[Spambayes] Deployment

Greg Ward gward@python.net
Fri, 6 Sep 2002 12:25:05 -0400

On 06 September 2002, Guido van Rossum said:
> Quite independently from testing and tuning the algorithm, I'd like to
> think about deployment.

I was just pondering this this morning.

In case it wasn't obvious, I'm a strong proponent of filtering junk mail
as early as possible, ie. right after the SMTP DATA command has been
completed.  Filtering spam at the MUA just seems stupid to me -- by the
time it gets to me MUA, the spammer has already stolen my bandwidth.  My
public addresses are gward@python.net and gward@mems-exchange.org, so I
want spam stopped by the mail servers for those two domains.  (Hence the
recent MTA switch on starship...)

I guess MUA-level filtering is just a fallback for people who don't have
1) a burning, all-consuming hatred of junk mail, 2) root access to all
mail servers they rely on, and 3) the ability and inclination to install
an MTA with every bell and whistle tweaked to keep out junk mail.

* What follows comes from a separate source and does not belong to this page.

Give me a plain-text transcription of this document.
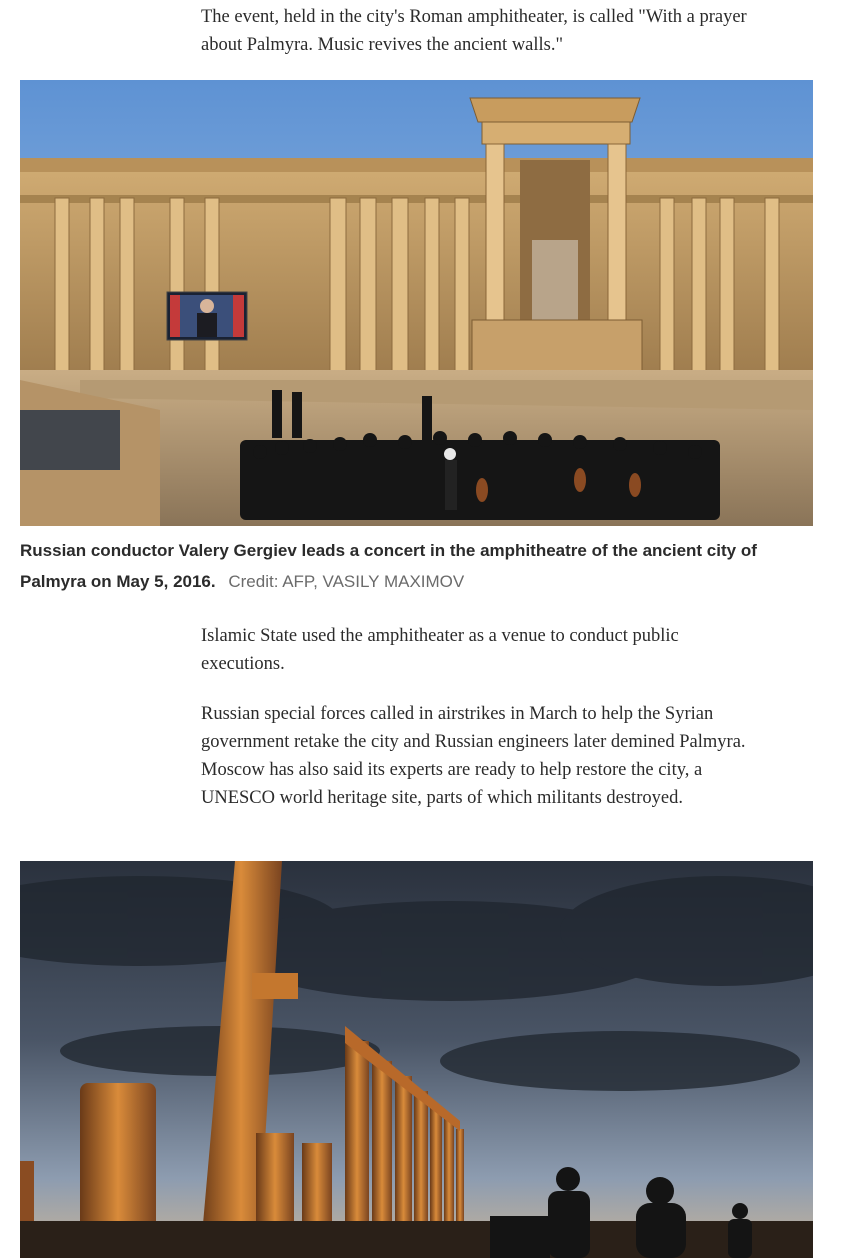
The event, held in the city's Roman amphitheater, is called "With a prayer about Palmyra. Music revives the ancient walls."

Russian conductor Valery Gergiev leads a concert in the amphitheatre of the ancient city of Palmyra on May 5, 2016. Credit: AFP, VASILY MAXIMOV

Islamic State used the amphitheater as a venue to conduct public executions.

Russian special forces called in airstrikes in March to help the Syrian government retake the city and Russian engineers later demined Palmyra. Moscow has also said its experts are ready to help restore the city, a UNESCO world heritage site, parts of which militants destroyed.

Anyways, here's how I think it should work:

  * as soon as the DATA command is completed, the MTA passes the
    message to some local message-scanning code: a milter with Sendmail,
    local_scan() with Exim.  Dunno if any other MTAs have similar

  * the local scanner feeds the message to spambayes; if it says
    "yep, this is spam", the local scanner generates an SMTP rejection
    message, which the MTA returns to the client, eg.

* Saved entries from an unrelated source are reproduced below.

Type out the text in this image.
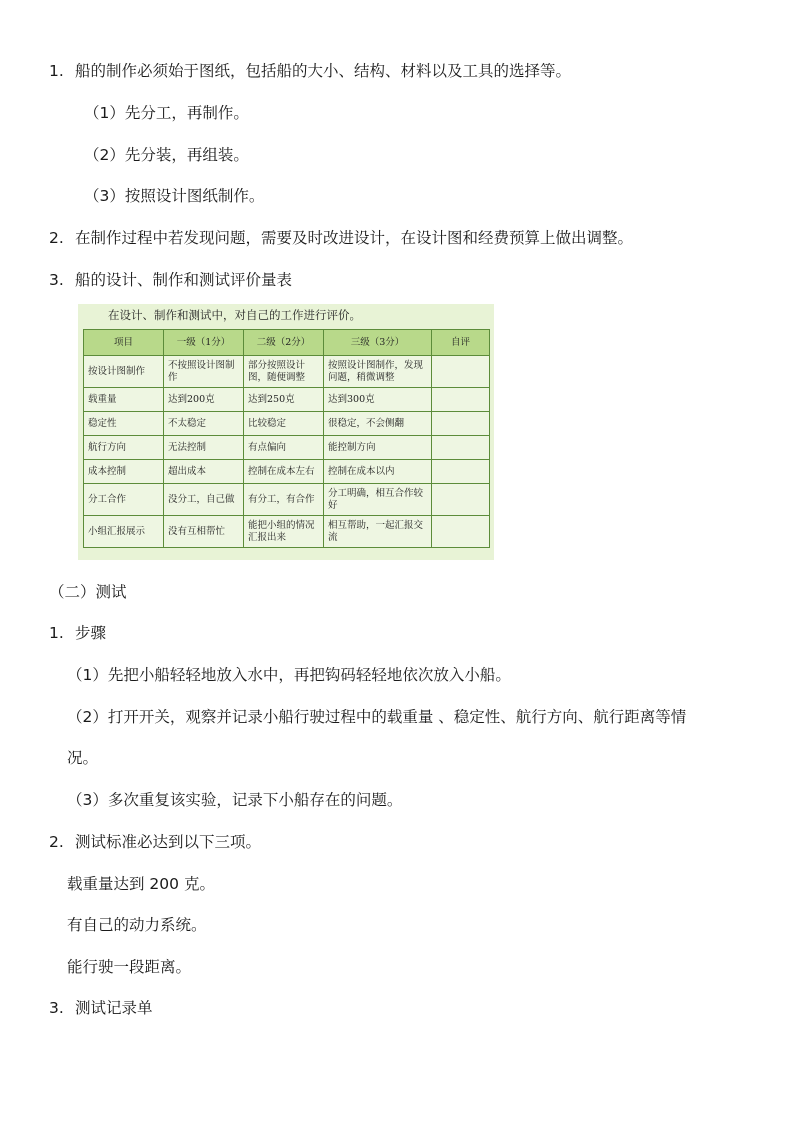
1. 船的制作必须始于图纸，包括船的大小、结构、材料以及工具的选择等。
（1）先分工，再制作。
（2）先分装，再组装。
（3）按照设计图纸制作。
2. 在制作过程中若发现问题，需要及时改进设计，在设计图和经费预算上做出调整。
3. 船的设计、制作和测试评价量表
在设计、制作和测试中，对自己的工作进行评价。
项目	一级（1分）	二级（2分）	三级（3分）	自评
按设计图制作	不按照设计图制作	部分按照设计图，随便调整	按照设计图制作，发现问题，稍微调整	
载重量	达到200克	达到250克	达到300克	
稳定性	不太稳定	比较稳定	很稳定，不会侧翻	
航行方向	无法控制	有点偏向	能控制方向	
成本控制	超出成本	控制在成本左右	控制在成本以内	
分工合作	没分工，自己做	有分工，有合作	分工明确，相互合作较好	
小组汇报展示	没有互相帮忙	能把小组的情况汇报出来	相互帮助，一起汇报交流	
（二）测试
1. 步骤
（1）先把小船轻轻地放入水中，再把钩码轻轻地依次放入小船。
（2）打开开关，观察并记录小船行驶过程中的载重量 、稳定性、航行方向、航行距离等情
况。
（3）多次重复该实验，记录下小船存在的问题。
2. 测试标准必达到以下三项。
载重量达到 200 克。
有自己的动力系统。
能行驶一段距离。
3. 测试记录单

      550-rejected -- looks like spam
      550 (see http://mail.python.org/spam/17nLfU-0003IT-00)

    The hypothetical web page (one per rejected message) would give an
    explanation of why the message was considered spam (eg. the top 15
    keywords), and give the sender the option to "request review" --
    what I'm thinking is send email to postmaster, and one of the
    postmasters will pop over to another web page, look at the message,
    and either rescue it or decide that it really is spam.

    Yes, I'm willing to risk giving spammers information in order to
    make life easier for false positive victims.  I very much doubt that
    spammers read SMTP rejection messages.

As for feeding the message to spambayes: for the Exim servers that I
have a hand in, the local_scan() function is written in Python, so there
shouldn't be any need to spawn a sub-process or open a socket to do
this.  Other sites may not be so lucky, in which case a fast,
low-overhead way to evaluate a message is essential.  Python's startup
overhead is not trivial, but I'd bet Python+spambayes is much faster to
startup than Perl+SpamAssassin.  Python has bytecode compilation, and
the spambayes database is much simpler than SpamAssassin's ruleset.
(Especially if the pickle is changed to a DB, DBM, or CDB file.)  So a
spamd-style daemon is worth considering, but not necessarily the answer.

Anyways, I've outlined a way to gather false positives above.  We
already have a protocol for dealing with false negs -- forward them to
spam@python.org.  Just have to figure out what to do with them then.
(Currently they're piling up in /var/mail/nc-spam [nc = not caught] on

> Eventually, individuals and postmasters should be able to download a
> spambayes software distribution, answer a few configuration questions
> about their mail setup, training and false positives, and install it
> as a filter.

Note that SpamAssassin is not as simple as that to install -- I think
the "few configuration questions about their mail setup" is a massive
blackhole that's best avoided.  SA provides tools that tell you whether
something looks like spam, and how spammy it is.  Everything else is up
to the local admin, which makes eminent sense to me.  The mantra is:
SpamAssassin is a tool for *detecting* spam, not for rejecting
it/discarding it/moving it somewhere/whatever.  Do one thing, and do it

The downside of that approach is that every MTA/MDA(/MUA?) community has
to figure out clever ways to integrate SpamAssassin.  This might not be
a bad thing: the ways to integrate SA with Exim just keep getting better
and better, and the SA people don't really have to worry about that.

Greg Ward <gward@python.net>                         http://www.gerg.ca/
A committee is a life form with six or more legs and no brain.